Горчаков постучал в степу кулаком — все стихло у чаевниц. Через крестовую палату прошла жена, зажелтела новым сарафаном — вырядилась, хвастунья! — спросила:
— Чего гремишь? Пить, что ли?
— Отступитесь от Преображенского, не то доведет какая-нибудь чаевница — обрежут вам языки по само горло!
Утром, как только на Спасской пробило пять, дьяк Горчаков поднялся и поднял весь дом. Поручив жене уложить сундук в сани,— он решил до Тулы ехать на своих лошадях,— отправился в церковь. В Покровском соборе он заказал молитву, поставил свечу, отстоял всю заутреню и причастился. Из церкви шел умиротворенный, радуясь чему-то, прислушиваясь, как хрустит снег под ногами богомольцев и под его ногами.
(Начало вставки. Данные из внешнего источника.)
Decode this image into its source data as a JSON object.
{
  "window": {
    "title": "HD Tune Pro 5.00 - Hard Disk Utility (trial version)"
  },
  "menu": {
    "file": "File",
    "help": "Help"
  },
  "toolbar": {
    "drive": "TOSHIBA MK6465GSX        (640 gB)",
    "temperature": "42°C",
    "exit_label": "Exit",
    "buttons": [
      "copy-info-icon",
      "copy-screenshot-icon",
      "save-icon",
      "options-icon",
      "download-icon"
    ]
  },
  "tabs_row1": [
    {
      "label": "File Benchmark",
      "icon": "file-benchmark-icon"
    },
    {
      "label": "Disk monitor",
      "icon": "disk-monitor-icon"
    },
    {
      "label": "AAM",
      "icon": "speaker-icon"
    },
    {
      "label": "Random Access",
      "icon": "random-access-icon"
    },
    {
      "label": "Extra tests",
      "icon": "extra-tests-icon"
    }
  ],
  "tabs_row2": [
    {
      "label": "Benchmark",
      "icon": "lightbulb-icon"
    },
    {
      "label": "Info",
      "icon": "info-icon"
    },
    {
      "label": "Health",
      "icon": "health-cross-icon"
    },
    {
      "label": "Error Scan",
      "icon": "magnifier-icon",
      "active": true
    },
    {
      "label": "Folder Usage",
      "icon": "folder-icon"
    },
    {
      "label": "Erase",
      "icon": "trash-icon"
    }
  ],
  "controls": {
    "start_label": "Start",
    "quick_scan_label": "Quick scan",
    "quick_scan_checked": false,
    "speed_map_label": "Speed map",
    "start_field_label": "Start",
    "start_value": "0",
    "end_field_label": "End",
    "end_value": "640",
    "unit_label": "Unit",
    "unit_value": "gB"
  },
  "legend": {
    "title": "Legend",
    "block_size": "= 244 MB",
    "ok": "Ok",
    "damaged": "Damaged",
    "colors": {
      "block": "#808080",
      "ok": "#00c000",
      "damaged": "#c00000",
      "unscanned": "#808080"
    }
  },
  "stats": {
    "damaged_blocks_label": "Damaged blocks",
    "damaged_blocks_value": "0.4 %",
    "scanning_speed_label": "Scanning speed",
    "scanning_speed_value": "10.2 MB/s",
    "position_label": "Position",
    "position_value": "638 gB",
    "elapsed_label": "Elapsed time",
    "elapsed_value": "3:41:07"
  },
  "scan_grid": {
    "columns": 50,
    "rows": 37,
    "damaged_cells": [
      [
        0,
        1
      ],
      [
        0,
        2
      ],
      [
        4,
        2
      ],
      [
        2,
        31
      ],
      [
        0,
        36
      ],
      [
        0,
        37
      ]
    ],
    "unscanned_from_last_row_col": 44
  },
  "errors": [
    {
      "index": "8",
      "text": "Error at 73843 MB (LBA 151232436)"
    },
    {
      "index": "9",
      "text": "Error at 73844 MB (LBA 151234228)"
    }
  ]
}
Дома он переоделся в дорожную шубу — дорогая лежала в сундуке — уже на крыльце перецеловался с семьей, послушал, хорошо ли воет жена — хорошо! — и в отличном настроении выехал со двора. Дворня еще бежала некоторое время, держась по старинному обычаю за сани, потом отстала и растаяла в полумраке рассвета.
«Эх! Надо было отпустить грехи кухмейстеру!» — вспомнил он о позабытом богоугодном деле.
Светало. Сумерки еще размазывали очертанья заборов и домов, но в небе уже крепло предчувствие нового дня; там было светлее и потому с каждой минутой все ясней и дальше проступали дали города, все гуще обозначалась сутолока церковных глав, и только Царев сад темнел дымным наволоком над пречистым обрезом заснеженного берега. В санях-розвальнях провезли замерзших и убитых в минувшую ночь. Горчаков поежился и укрылся с ногами и с головой тяжелым бараньим тулупом. Теперь он уже не слышал, как на льду Москвы-реки цокают пешнями об лед,— там расширяли прорубь и молча багрили утопленника.